Dalej pytał zebranych, czy po wyborach wrócimy do głębokiego PRL-u, czy pójdziemy do przodu. – To jest wybór, który dokona się 15 października. Czy wrócimy do czasów Gierka i Gomułki, gdzie prowadzi nas Kaczyński ze swoimi pomagierami? Przecież oni tego chcą – uznał.

W czasie spotkania w Białymstoku poruszył też nadal kontrowersyjną kwestię gospodarczą. Chodzi o wprowadzenie w Polsce euro.

My jesteśmy bardzo za wprowadzeniem euro. My i PSL jesteśmy tutaj absolutnie w forpoczcie i uważamy, że to dawno powinno się stać, żebyśmy mieli tańsze kredyty, żebyśmy mieli w Polsce więcej inwestorów i miejsc pracy – oświadczył.

Do strefy euro należą obecnie: Austria, Belgia, Chorwacja, Cypr, Estonia, Finlandia, Francja, Grecja, Hiszpania, Holandia, Irlandia, Litwa, Luksemburg, Łotwa, Malta, Niemcy, Portugalia, Słowacja, Słowenia i Włochy.

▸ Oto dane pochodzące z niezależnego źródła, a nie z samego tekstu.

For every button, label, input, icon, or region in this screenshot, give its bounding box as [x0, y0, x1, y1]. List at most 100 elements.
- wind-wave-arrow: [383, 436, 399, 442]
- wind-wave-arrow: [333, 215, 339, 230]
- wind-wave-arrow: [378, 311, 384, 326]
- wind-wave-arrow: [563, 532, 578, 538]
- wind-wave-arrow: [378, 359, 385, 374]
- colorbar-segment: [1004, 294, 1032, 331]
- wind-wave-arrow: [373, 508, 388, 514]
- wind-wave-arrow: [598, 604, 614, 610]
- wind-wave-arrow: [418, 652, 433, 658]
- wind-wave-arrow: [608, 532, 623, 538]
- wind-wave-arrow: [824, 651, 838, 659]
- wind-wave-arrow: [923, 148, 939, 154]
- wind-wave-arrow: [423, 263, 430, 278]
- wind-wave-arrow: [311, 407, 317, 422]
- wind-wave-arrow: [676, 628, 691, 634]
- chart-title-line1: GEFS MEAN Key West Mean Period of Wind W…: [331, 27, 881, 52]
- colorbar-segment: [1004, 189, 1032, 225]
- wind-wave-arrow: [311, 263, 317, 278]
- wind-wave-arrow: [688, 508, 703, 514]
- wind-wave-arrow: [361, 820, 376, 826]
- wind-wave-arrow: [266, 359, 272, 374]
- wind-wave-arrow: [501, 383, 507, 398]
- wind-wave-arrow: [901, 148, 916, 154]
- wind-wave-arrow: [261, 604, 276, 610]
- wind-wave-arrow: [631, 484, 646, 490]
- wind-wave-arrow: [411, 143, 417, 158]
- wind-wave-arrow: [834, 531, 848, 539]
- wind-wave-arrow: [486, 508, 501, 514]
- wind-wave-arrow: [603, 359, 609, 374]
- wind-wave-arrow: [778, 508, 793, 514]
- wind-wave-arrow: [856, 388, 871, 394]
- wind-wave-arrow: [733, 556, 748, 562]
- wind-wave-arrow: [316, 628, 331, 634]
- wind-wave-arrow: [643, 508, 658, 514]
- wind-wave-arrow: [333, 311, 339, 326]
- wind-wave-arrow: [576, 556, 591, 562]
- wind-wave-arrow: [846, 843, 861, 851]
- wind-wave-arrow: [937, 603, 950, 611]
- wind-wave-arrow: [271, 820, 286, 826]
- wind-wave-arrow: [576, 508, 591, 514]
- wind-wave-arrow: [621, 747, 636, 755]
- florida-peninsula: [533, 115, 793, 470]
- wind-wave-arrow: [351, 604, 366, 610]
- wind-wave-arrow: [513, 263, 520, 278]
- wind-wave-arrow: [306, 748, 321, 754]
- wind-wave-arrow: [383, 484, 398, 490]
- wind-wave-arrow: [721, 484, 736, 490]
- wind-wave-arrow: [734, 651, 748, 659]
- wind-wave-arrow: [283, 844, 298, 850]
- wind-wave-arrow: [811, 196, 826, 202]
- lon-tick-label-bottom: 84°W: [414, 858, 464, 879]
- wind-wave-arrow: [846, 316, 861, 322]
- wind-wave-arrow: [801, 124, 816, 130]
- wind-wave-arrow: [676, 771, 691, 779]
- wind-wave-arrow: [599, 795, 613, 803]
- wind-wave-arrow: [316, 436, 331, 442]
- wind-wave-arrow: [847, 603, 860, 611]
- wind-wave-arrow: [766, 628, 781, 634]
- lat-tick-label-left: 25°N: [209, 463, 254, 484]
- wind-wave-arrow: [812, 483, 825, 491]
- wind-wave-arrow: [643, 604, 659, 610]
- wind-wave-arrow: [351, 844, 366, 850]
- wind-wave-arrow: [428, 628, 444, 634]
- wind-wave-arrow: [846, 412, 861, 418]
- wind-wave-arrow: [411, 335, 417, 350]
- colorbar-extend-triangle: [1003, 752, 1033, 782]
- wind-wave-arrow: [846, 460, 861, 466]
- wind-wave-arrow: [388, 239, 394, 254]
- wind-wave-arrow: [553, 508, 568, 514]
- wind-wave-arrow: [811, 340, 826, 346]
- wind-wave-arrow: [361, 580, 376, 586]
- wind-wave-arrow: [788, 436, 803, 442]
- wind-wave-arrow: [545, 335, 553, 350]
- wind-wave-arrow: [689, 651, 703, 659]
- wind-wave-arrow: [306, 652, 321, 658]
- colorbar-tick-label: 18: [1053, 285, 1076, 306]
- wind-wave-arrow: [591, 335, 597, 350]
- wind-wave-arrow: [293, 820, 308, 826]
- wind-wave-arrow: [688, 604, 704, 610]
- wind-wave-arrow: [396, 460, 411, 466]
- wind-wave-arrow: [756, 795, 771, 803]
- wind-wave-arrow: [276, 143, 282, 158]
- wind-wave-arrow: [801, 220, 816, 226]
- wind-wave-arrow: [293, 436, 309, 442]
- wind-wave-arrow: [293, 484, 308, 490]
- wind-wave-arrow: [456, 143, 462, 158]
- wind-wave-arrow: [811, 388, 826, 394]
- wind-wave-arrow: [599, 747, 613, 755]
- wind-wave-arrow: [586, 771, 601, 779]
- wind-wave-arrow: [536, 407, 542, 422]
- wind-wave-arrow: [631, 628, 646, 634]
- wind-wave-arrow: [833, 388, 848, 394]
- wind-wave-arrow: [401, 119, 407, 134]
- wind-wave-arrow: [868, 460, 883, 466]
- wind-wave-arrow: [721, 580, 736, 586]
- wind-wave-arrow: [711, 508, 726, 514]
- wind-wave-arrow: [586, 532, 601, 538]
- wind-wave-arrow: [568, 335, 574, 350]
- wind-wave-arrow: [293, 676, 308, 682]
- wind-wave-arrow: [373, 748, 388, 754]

Euro jest walutą 20 państw UE. Używa go blisko 347 mln obywateli.

Polska i sześć innych państw nie przyjęły euro

Jedna kilka państw UE nadal nie używa euro. Poza Polską są to: Bułgaria, Czechy, Węgry, Rumunia i Szwecja.

O tym, że Polska 2050, czyli obecnie Trzeci Droga jest za przyjęciem euro, mówiła w naTemat.pl wiceprzewodnicząca partii Polska 2050 Paulina Hennig-Kloska. – Euro jest dobre dla ludzi. Przez całe lata straszono Polaków, że euro będzie oznaczało drożyznę, tymczasem teraz mamy drożyznę, mimo że w portfelach dominuje polski złoty – stwierdziła w rozmowie z cyklu #TYLKONATEMAT.

– Z naszych analiz wynika, że bylibyśmy dziś w dużo lepszym położeniu, gdyby w przeszłości rządzący nie uciekali przed przejściem na europejską walutę, słaby złoty jest bowiem jednym z silników napędzających drożyznę w Polsce – przekonywała posłanka PL2050.

Jak tłumaczyła Hennig-Kloska, po przyjęciu euro będziemy bezpieczniejsi, a nasza gospodarka będzie stabilniejsza. – Korzyści z przyjęcia euro najlepiej widać na europejskiej mapie oprocentowania kredytów – wskazała.